Лицо Егора залил румянец, и он выпрямился.
— Дочку твою Авдотьюшку вот засватать мыслим, — перешел к делу Авдей, — заневестилась девка–то, видим?
— Истину сказал брат, — поддержал его Никодим. — Да и уговор о том, как мне помнится, был?
Все вдруг замолчали. Никодим пытливо смотрел в глаза ошарашенного Егора, пытаясь прочесть в них, о чем тот думает. Взгляд Егора лихорадочно блуждал, рот полуоткрылся. Одной рукой он оперся о стол, а другой ухватился за грудь.
Авдей, стоя у печи, молча грыз ус; остальные словно окаменели. Никодим положил руку на плечо Комлева и сказал:
— Что скажешь, сосед?
— Уговор был, верно сее, — вздохнул Егор и обвел присутствующих взглядом. — Только вот непонятно мне, почему вы сейчас так вот не по–людски дочку мою сватаете?
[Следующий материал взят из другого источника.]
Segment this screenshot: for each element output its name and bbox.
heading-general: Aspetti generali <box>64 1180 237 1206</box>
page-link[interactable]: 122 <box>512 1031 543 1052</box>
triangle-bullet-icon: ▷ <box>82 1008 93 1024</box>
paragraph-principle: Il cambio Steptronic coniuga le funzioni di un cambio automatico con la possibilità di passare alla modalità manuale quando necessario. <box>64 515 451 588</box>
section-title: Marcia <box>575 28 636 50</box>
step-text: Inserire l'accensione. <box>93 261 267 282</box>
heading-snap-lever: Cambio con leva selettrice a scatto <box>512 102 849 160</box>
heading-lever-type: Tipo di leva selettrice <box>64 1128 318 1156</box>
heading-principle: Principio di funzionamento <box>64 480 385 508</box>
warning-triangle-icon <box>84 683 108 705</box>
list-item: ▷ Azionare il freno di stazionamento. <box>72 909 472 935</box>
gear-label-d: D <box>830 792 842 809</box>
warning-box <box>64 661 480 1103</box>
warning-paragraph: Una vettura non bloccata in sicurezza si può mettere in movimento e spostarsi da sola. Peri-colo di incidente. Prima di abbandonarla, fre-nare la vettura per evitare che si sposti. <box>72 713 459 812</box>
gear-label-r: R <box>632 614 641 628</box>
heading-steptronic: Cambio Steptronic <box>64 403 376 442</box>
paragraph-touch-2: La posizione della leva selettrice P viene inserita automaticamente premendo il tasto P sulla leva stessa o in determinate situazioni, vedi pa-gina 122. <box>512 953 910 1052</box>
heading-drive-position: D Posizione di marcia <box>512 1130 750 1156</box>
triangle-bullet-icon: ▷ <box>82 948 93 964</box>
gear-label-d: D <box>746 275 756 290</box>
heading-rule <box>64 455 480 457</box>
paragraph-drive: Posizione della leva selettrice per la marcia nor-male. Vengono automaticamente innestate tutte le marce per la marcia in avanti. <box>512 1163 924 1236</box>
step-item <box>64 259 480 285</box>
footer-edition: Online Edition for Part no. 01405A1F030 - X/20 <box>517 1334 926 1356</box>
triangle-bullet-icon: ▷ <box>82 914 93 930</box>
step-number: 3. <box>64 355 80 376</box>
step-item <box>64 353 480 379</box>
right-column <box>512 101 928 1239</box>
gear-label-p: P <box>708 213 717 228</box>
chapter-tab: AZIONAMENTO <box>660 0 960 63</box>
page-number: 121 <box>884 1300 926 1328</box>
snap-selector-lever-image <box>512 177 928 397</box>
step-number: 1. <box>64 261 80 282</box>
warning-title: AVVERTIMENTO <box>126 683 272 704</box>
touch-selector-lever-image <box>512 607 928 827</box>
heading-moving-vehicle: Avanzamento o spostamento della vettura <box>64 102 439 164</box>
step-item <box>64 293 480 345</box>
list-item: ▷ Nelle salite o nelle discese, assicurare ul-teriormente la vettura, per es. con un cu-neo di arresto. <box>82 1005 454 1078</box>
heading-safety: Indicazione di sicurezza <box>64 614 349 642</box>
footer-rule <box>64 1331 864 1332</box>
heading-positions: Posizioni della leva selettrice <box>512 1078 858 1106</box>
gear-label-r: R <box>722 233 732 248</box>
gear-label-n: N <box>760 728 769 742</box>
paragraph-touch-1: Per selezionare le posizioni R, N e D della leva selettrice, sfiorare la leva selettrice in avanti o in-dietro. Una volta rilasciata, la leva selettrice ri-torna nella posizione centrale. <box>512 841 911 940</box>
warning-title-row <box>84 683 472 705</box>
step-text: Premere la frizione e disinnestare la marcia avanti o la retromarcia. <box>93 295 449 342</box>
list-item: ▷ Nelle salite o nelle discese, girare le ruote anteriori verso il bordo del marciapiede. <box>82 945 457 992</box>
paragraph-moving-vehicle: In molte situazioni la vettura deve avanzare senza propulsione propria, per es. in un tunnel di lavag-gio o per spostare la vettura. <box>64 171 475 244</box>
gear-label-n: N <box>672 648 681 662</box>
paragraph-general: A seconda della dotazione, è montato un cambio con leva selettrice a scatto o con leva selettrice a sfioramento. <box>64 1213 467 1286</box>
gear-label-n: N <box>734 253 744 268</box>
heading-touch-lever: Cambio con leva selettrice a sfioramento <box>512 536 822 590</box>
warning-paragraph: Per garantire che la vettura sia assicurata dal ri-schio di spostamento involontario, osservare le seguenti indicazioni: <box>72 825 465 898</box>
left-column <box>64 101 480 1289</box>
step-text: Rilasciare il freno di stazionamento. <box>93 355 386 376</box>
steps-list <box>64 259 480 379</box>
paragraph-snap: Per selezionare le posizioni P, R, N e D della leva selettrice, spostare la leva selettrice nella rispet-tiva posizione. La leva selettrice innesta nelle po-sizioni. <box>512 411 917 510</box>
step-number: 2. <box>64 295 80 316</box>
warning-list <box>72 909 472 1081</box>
— Господь с тобой, сосед, — рассмеялся Никодим. — Сватать мы только еще собираемся. А тебя зазвали сюда для того, чтоб знать доподлинно волю твою родительскую. Осрамиться не хотим. Вдруг, когда сватать девку пожалуем, ты нам от ворот поворот дашь?
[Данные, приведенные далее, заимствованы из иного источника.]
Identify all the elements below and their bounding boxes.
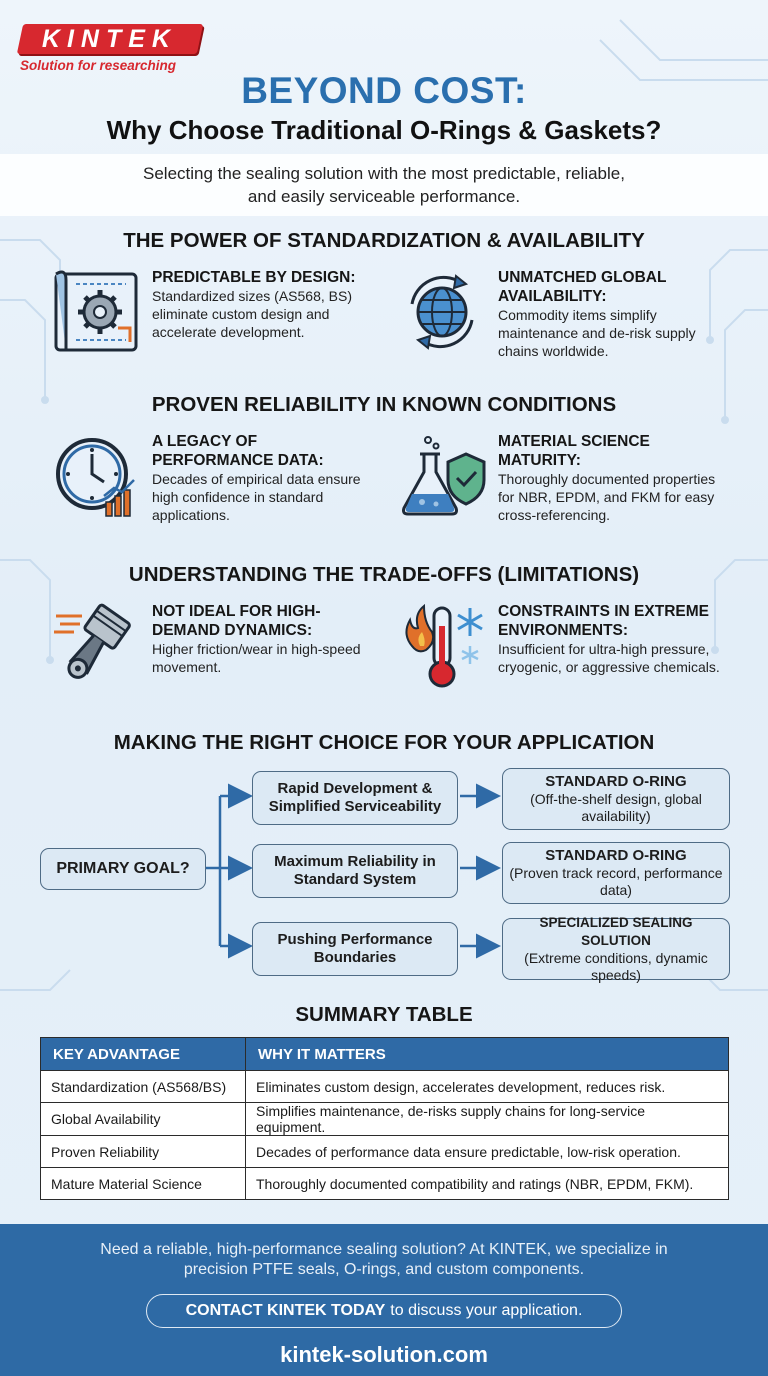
logo-badge <box>17 24 203 54</box>
table-row <box>41 1168 729 1200</box>
result-node-specialized-solution <box>502 915 730 983</box>
brand-logo <box>20 24 200 73</box>
feature-heading: A LEGACY OF PERFORMANCE DATA: <box>152 433 324 469</box>
feature-heading: PREDICTABLE BY DESIGN: <box>152 269 356 286</box>
brand-name: KINTEK <box>42 24 178 53</box>
goal-label: Maximum Reliability in Standard System <box>274 853 436 888</box>
goal-node-rapid-development <box>252 771 458 825</box>
table-row <box>41 1136 729 1168</box>
page-title: BEYOND COST: <box>241 70 527 111</box>
globe-arrows-icon <box>398 268 486 356</box>
blueprint-gear-icon <box>52 268 140 356</box>
feature-predictable-by-design <box>52 268 374 356</box>
table-row <box>41 1071 729 1103</box>
feature-heading: UNMATCHED GLOBAL AVAILABILITY: <box>498 269 667 305</box>
feature-extreme-environments <box>398 602 720 690</box>
feature-heading: NOT IDEAL FOR HIGH-DEMAND DYNAMICS: <box>152 603 321 639</box>
goal-node-maximum-reliability <box>252 844 458 898</box>
piston-icon <box>52 602 140 690</box>
footer-message-line-1: Need a reliable, high-performance sealing solution? At KINTEK, we specialize in <box>100 1241 668 1258</box>
feature-global-availability <box>398 268 720 360</box>
result-node-standard-o-ring-2 <box>502 842 730 904</box>
table-cell: Decades of performance data ensure predictable, low-risk operation. <box>246 1136 729 1168</box>
feature-body: Thoroughly documented properties for NBR, EPDM, and FKM for easy cross-referencing. <box>498 471 716 523</box>
column-header: KEY ADVANTAGE <box>41 1038 246 1071</box>
footer-banner <box>0 1224 768 1376</box>
feature-body: Higher friction/wear in high-speed movement. <box>152 641 361 675</box>
result-label: SPECIALIZED SEALING SOLUTION <box>539 915 693 948</box>
table-cell: Standardization (AS568/BS) <box>41 1071 246 1103</box>
result-detail: (Off-the-shelf design, global availability) <box>530 791 702 824</box>
intro-band <box>0 154 768 216</box>
primary-goal-label: PRIMARY GOAL? <box>56 860 190 877</box>
table-cell: Global Availability <box>41 1103 246 1136</box>
feature-body: Decades of empirical data ensure high confidence in standard applications. <box>152 471 361 523</box>
feature-heading: CONSTRAINTS IN EXTREME ENVIRONMENTS: <box>498 603 709 639</box>
goal-label: Pushing Performance Boundaries <box>277 931 433 966</box>
primary-goal-node <box>40 848 206 890</box>
table-row <box>41 1103 729 1136</box>
result-label: STANDARD O-RING <box>545 773 687 790</box>
summary-table <box>40 1037 729 1200</box>
table-header-row <box>41 1038 729 1071</box>
feature-body: Commodity items simplify maintenance and de-risk supply chains worldwide. <box>498 307 696 359</box>
intro-line-1: Selecting the sealing solution with the most predictable, reliable, <box>143 164 625 183</box>
goal-node-pushing-boundaries <box>252 922 458 976</box>
table-cell: Proven Reliability <box>41 1136 246 1168</box>
section-title-decision: MAKING THE RIGHT CHOICE FOR YOUR APPLICATION <box>113 731 655 754</box>
feature-body: Standardized sizes (AS568, BS) eliminate custom design and accelerate development. <box>152 288 352 340</box>
clock-chart-icon <box>52 432 140 520</box>
brand-tagline: Solution for researching <box>20 58 177 73</box>
feature-body: Insufficient for ultra-high pressure, cryogenic, or aggressive chemicals. <box>498 641 720 675</box>
result-detail: (Proven track record, performance data) <box>509 865 723 898</box>
contact-button-bold: CONTACT KINTEK TODAY <box>185 1302 386 1319</box>
table-cell: Eliminates custom design, accelerates development, reduces risk. <box>246 1071 729 1103</box>
footer-message-line-2: precision PTFE seals, O-rings, and custom components. <box>183 1261 585 1278</box>
summary-title: SUMMARY TABLE <box>295 1003 473 1026</box>
contact-button[interactable] <box>146 1294 622 1328</box>
table-cell: Mature Material Science <box>41 1168 246 1200</box>
feature-heading: MATERIAL SCIENCE MATURITY: <box>498 433 650 469</box>
result-detail: (Extreme conditions, dynamic speeds) <box>524 950 708 983</box>
flask-shield-icon <box>398 432 486 520</box>
feature-high-demand-dynamics <box>52 602 374 690</box>
table-cell: Thoroughly documented compatibility and ratings (NBR, EPDM, FKM). <box>246 1168 729 1200</box>
result-node-standard-o-ring-1 <box>502 768 730 830</box>
result-label: STANDARD O-RING <box>545 847 687 864</box>
contact-button-text: to discuss your application. <box>390 1302 583 1319</box>
column-header: WHY IT MATTERS <box>246 1038 729 1071</box>
website-link[interactable]: kintek-solution.com <box>280 1342 488 1367</box>
table-cell: Simplifies maintenance, de-risks supply chains for long-service equipment. <box>246 1103 729 1136</box>
thermometer-icon <box>398 602 486 690</box>
goal-label: Rapid Development & Simplified Serviceability <box>268 780 442 815</box>
section-title-tradeoffs: UNDERSTANDING THE TRADE-OFFS (LIMITATIONS) <box>128 563 640 586</box>
section-title-standardization: THE POWER OF STANDARDIZATION & AVAILABILITY <box>123 229 645 252</box>
feature-material-science <box>398 432 720 524</box>
intro-line-2: and easily serviceable performance. <box>247 187 521 206</box>
feature-performance-data <box>52 432 374 524</box>
page-subtitle-heading: Why Choose Traditional O-Rings & Gaskets? <box>106 115 662 145</box>
section-title-reliability: PROVEN RELIABILITY IN KNOWN CONDITIONS <box>151 393 617 416</box>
Прежде чем ответить, Комлев вздохнул, обернулся к притихшему у печи Авдею и спросил:
— А чего спешить–то? Господь даст, доживем до осени, а там дам свое согласие и дочке родительское благословение.
— Не то говоришь, сосед, — нахмурился Авдей. — У сына моего Луки в башке ветер появился. Этот дурень давеча к цыганам в табор ездил! Цыганка там одна дурит его, а нам того не надобно.
— Батя, — вмешался все это время угрюмо молчавший у окна Лука, — я ж…
— Цыц, стрыган, — грозно взглянул на сына Авдей. — Не смей в разговор старших встревать. Сейчас возьму вот камчу да спущу с тебя шкуру–то! Ступай вон во двор, погляди, чего собака с цепи рвется, и не заходи в избу, покуда не позовем!
* * *
Лука вышел на крыльцо. Вспомнив утренний разговор с отцом, юноша побледнел и опустил голову.
…Проснувшись, Лука решил поговорить с отцом. Авдей с задумчивым видом сидел за столом.
— Бать, а бать, — обратился юноша, — дозволь попросить тебя об одной милости.
— Проси, коли надобность в том есть.
— Хочу жениться! — выпалил Лука.
— Ты? — удивился отец. — Что это за блажь на тебя накатила?
— Сам того не ведаю, — ответил Лука. — Но жить бобылем больше мочи нет!
— Чем же жизнь твоя тебе опостылела? — И Авдей озабоченно посмотрел на Луку. — И на кого глаз положить соизволил? Поди, на Авдошку Комлеву?
— Нет, не на нее, батя, — возразил юноша.
— Тогда на кого? — нахмурился отец.
— На благостную сердцем цыганскую девушку Лялю, отец.
— Лука! Тобой овладела грязная похоть!
— Обуяла меня любовь, чистая, как небо Господне.
— Ты рехнулся?
— А что? Сколько казаков себе жен из полоненных ордынок брали!
— Тогда все иначе было.
— А разве на ком казаку жениться имеет значение?
— Нет, не имеет! — нехотя ответил отец.
— Тогда выслушай меня, батя. Дорога мне цыганка та. И я… и я ей по сердцу пришелся!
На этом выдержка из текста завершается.